Let $\omega$ be the circumcircle of triangle $ABC$, $O$ be its center, $A'$ be the point of $\omega$ opposite to $A$, and $D$ be a point on a minor arc $BC$ of $\omega$. A point $D'$ is the reflection of $D$ about $BC$. The line $A'D'$ meets for the second time at point $E$. The perpendicular bisector to $D'E$ meets $AB$ and $AC$ at points $F$ and $G$ respectively. Prove that $\angle FOG = 180^\circ - 2\angle BAC$.
Problem
Source: Sharygin Finals 2023 10.3
Tags: geometry, Sharygin Geometry Olympiad, Sharygin 2023
keglesnit
02.08.2023 14:28
Let $H$ be the orthocenter, $AH$ intersects $(ABC)$ again in $H'$ and $DH'$ intersects $D'H$ on $BC$ at $X$. We will prove that $H$ is the isogonal conjugate of $O$ in quad $FGBC$, if so, then $\angle FOG=180^{\circ}-\angle BOC=180^{\circ}-2\angle BAC$. To do that, we'll show that $X$ lies on $FG$, and then prove that $XH$ and $XO$ are isogonal in $\angle(FG,BC)$. This suffices since $BH$, $BO$ are isogonal in $\angle B$ and $CH$, $CO$ are isogonal in $\angle C$. Claim. $X$ lies on $FG$. Proof.

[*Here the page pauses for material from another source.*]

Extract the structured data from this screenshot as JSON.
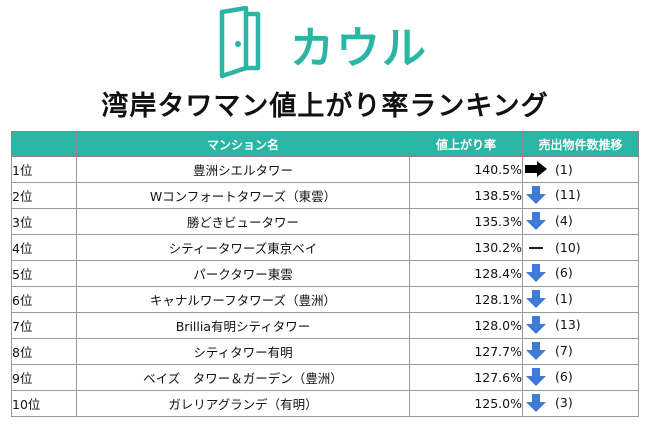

We will prove something even stronger: $X$ is the center of $(ED'D)$. Simply note that $$\angle DED'=\angle DEA'=\angle DAA'=90^{\circ}-\angle AA'D=90^{\circ}-\angle AH'X=\angle BXH'=0.5\angle DXD'$$which finishes the proof since $BC$ is the perpendicular bisector of $DD'$. Claim. $XH$ and $XO$ are isogonal in $\angle(FG,BC)$. Proof. Let $U=XO\cap DE$ and $V=DD'\cap BC$. Note that $XUVD$ is cyclic (right angles). Now we have $$\angle(FG,XH)=0.5\angle EXD'=\angle EDD'=\angle UDV=\angle UXV=\angle (XO,BC)$$which finishes the claim. Remark. Very similar to geometry marathon P140 https://artofproblemsolving.com/community/u969437h2665078p27093690
i3435
03.08.2023 17:20
$\angle AED'=\angle AEA'=90^{\circ}$, so the midpoint of $AD'$ is the foot from $O$ onto the perpendicular bisector of $D'E$, or the foot from $O$ to $\overline{FG}$ is the midpoint of $AD'$. Since $D'$ lies on the reflection of $D$ across $\overline{BC}$, the midpoint of $AD'$ is on the nine-point circle of $\triangle ABC$. The feet from $O$ to $\overline{BC},\overline{CG},\overline{BF}$ also are on the nine-point circle of $\triangle ABC$, so the feet from $O$ to the sides of $BCGF$ are cyclic. Angle chase means $\angle FOG+\angle BOC=180^{\circ}$, as desired.
VicKmath7
03.08.2023 19:41
Delete $D$ and rename $D'$ to $D$ being a point on $(BHC)$. We will prove that $O$ and $H$ are isogonal conjugates in the quadrilateral $BFGC$, which will imply $\angle FOG+\angle BOC=180^{o}$. Thus, it is sufficient to show that the foot of the perpendicular $P$ from $O$ to $FG$ lies on the nine-point circle of $ABC$. As $FG \parallel AE$, $P$ lies on the perpendicular bisectors of the sides $EA$ and $ED$ of the right-angled triangle $AED$, so $P$ is the midpoint of $AD$. It is known that the reflections of $A$ with respect to the vertices of the orthic triangle lie on $(BHC)$, so the homothety at $A$ with coefficient $\frac{1}{2}$ sends $(BHC)$ to the NPC, meaning that $P$ lies on the NPC, as desired.
alinazarboland
03.08.2023 22:08
Just note that $D'$ lies on $(BHC)$ where $H$ is defined as usual.let $H'$ be the reflection of $H$ across $FG$.So $HD',EH'$ are symmetric wrt $FG$ and the circles $(BHC),(BAC)$ are congruent which means $H'$ lies on $(BAC)$ by symmetry arguement.So the midpoint $M$ of $HH'$ which is also on $FG$ , lies on npc of $ABC$.So since npc is a circle formed by the perpendiculars feom $H$ to the sides of $BCFG$ ,$H $has isogonal conjugate in $BCFG$ and clearly it's $O$ which implies $\angle FOG + \angle BOC =0$ and we're done.